The average execution time for my code was 61 ms. In 2017b the time for the C-mex code to generate min/max values from the 100 million data points was 42 ms. Thus generating the subsampled data still takes a relatively large portion (69%) of the total plot time. However, even though further speed improvements are possible, plotting now takes a reasonable amount of time, which was my main goal for this endeavor.

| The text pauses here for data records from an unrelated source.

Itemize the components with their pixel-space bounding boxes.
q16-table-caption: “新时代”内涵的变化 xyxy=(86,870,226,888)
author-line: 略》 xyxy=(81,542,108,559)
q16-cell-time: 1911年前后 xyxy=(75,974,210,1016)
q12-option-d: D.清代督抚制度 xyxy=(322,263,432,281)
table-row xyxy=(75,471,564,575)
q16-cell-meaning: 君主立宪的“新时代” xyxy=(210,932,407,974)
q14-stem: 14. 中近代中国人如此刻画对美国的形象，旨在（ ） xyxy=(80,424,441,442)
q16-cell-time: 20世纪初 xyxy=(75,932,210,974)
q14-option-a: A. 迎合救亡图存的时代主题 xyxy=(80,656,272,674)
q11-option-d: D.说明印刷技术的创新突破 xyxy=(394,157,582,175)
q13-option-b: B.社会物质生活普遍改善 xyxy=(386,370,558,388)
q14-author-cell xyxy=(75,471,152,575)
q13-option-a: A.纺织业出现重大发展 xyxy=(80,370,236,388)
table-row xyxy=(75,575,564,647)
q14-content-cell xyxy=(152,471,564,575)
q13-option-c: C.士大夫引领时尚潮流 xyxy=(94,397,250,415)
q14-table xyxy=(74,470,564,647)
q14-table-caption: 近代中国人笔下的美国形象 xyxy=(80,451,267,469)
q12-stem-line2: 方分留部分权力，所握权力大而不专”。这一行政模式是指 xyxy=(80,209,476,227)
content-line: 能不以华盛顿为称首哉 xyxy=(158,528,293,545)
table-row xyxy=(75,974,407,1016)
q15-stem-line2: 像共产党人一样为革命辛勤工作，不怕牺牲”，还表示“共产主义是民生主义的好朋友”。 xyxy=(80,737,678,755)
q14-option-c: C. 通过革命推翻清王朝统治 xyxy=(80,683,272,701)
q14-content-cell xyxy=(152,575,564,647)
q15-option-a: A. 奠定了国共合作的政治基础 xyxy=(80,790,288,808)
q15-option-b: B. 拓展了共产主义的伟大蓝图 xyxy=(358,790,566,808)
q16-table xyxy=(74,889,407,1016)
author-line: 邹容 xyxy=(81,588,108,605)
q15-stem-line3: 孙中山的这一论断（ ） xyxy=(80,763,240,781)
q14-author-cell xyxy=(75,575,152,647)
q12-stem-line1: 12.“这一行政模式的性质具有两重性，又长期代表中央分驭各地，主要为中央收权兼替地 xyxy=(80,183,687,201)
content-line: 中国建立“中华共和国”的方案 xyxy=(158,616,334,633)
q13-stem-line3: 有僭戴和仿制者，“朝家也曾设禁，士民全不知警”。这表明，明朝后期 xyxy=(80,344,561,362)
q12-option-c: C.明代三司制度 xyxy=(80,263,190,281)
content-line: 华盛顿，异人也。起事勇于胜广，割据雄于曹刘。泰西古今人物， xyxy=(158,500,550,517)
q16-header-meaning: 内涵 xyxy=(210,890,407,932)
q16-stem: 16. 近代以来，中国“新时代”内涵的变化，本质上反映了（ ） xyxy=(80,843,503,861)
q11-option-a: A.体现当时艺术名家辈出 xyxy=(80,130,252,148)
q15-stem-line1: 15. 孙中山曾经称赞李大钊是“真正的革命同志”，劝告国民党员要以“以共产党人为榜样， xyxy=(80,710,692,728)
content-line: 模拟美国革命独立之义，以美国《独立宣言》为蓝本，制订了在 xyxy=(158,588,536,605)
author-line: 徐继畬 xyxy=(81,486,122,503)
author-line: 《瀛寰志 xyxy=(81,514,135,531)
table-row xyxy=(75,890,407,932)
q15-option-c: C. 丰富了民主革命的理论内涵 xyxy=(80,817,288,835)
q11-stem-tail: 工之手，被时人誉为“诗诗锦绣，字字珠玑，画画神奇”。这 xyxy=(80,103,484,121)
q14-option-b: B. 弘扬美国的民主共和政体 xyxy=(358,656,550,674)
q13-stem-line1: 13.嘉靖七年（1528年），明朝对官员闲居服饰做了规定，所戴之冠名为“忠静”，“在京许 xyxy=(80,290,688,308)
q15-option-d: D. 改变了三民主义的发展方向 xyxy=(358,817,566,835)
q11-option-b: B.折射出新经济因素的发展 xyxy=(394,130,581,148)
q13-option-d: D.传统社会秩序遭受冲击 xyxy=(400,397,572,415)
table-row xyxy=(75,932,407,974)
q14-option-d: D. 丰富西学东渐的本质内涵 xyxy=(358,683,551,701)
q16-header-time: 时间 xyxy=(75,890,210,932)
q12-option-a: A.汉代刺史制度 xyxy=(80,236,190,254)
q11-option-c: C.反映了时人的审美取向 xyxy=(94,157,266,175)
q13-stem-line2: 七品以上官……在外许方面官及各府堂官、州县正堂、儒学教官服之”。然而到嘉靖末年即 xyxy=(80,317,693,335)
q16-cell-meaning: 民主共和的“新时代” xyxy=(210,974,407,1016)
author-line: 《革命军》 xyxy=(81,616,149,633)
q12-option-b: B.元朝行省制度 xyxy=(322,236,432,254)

Finally, I’ll mention relative speedups, even though I think the absolute speed is a bit more important here. For 2017b on Turtle the speedup for the 100 million data points was 74x. For 100 milion data points of “single” data type, the speedup was 106. At 300 million data points these values were 79x and 112x respectively.

A brief memory aside

Processing 100 million samples of type double requires loading 0.8 GB of data. I’m not exactly sure of the memory sticks that are in Turtle but I’m operating at approximately 667 MHz according to a program called CPU-Z. Somewhere I read that memory actually gets transferred on both rising and falling edges of the clock, so the speed is actually twice the clock rate (so roughly 1333 MHz). Thus my memory is labeled as DDR3 1333 MHz. The DDR3 is something else CPU-Z told me, it isn’t calculated, although there is generally correspondence between speeds and DDR type so it could be inferred. These chips transfer 64 bits at a time, so the data transfer rate is 1333*64 bits or 85312 Mb/s (Mb due to the clock speed being in MHz) or 10664 MB/s or 10.6 GB/s. Note that in addition to seeing DDR-1333 it is also common to see something like PC3-10600 which corresponds to the MB/s value.

When reading about these numbers most websites cautioned that these are maximum values and that due to unspecified factors getting this througput for a sustained period of time can be difficult. Assuming the processor and the cache are working together in a smart way it is not clear to me what exactly these factors are.

The actual memory throughput, in GB/s also depends on another factor, called the memory channel architecture. Dual-channel memory, which is now relatively common, doubles the bandwidth if multiple RAM slots are populated. This would bring the expected max throughput to 21.2 GB/s. For reference Quad-channel memory also exists (for a 4x throughput), but its not nearly as common. Note that even though my 2014 computer (Paladin) has 4 RAM slots, it is still only operating in dual-channel mode (due to the motherboard and processor). So it is incorrect to multiply the number of RAM slots by single-channel memory throughput to get total memory throughput.

If we calculate how long it would take to load all data from RAM into the processor I arrive at 38 ms (0.8 GB of data / 21.2 GB/s). My execution time has a bit of overhead besides just loading the data into the processor to compute min and max values. Even if we ignore the overhead, our throughput is about 90% of the maximum (and most likely even higher). From online reading it seems like something in that range is pretty darn good.

Importantly, these numbers suggest that the subsampling routine is almost certainly memory limited. This explains why we don’t see drastic speed ups from the use of OpenMP and multiple cores (Figure 5). This may also explain why my mac, which has faster memory, benefits more from combining SIMD and OpenMP.

Summary

By using OpenMP and SIMD in C-mex code I was able to generate fast code for subsampling data. In particular I was pretty excited about figuring out how to use SIMD to operate across variables within an array, since I had not seen this disucssed before online. Realizing that the order of max and min data points doesn’t matter simplified the code significantly and led to a large speedup as well. These plotting routines are now my goto functions for plotting time-series line data because I don’t have to wait for plots to render, minimizing distractions and improving data exploration.

The transition out of a hybrid Matlab/C approach was motivated by the desire to be able to scroll (pan) fast, specifically for plotting data during data collection. The changes discussed in this post have helped to improve scrolling tremendously. There were however a few improvements and additions that were scrolling specific which I hope to cover in a later post.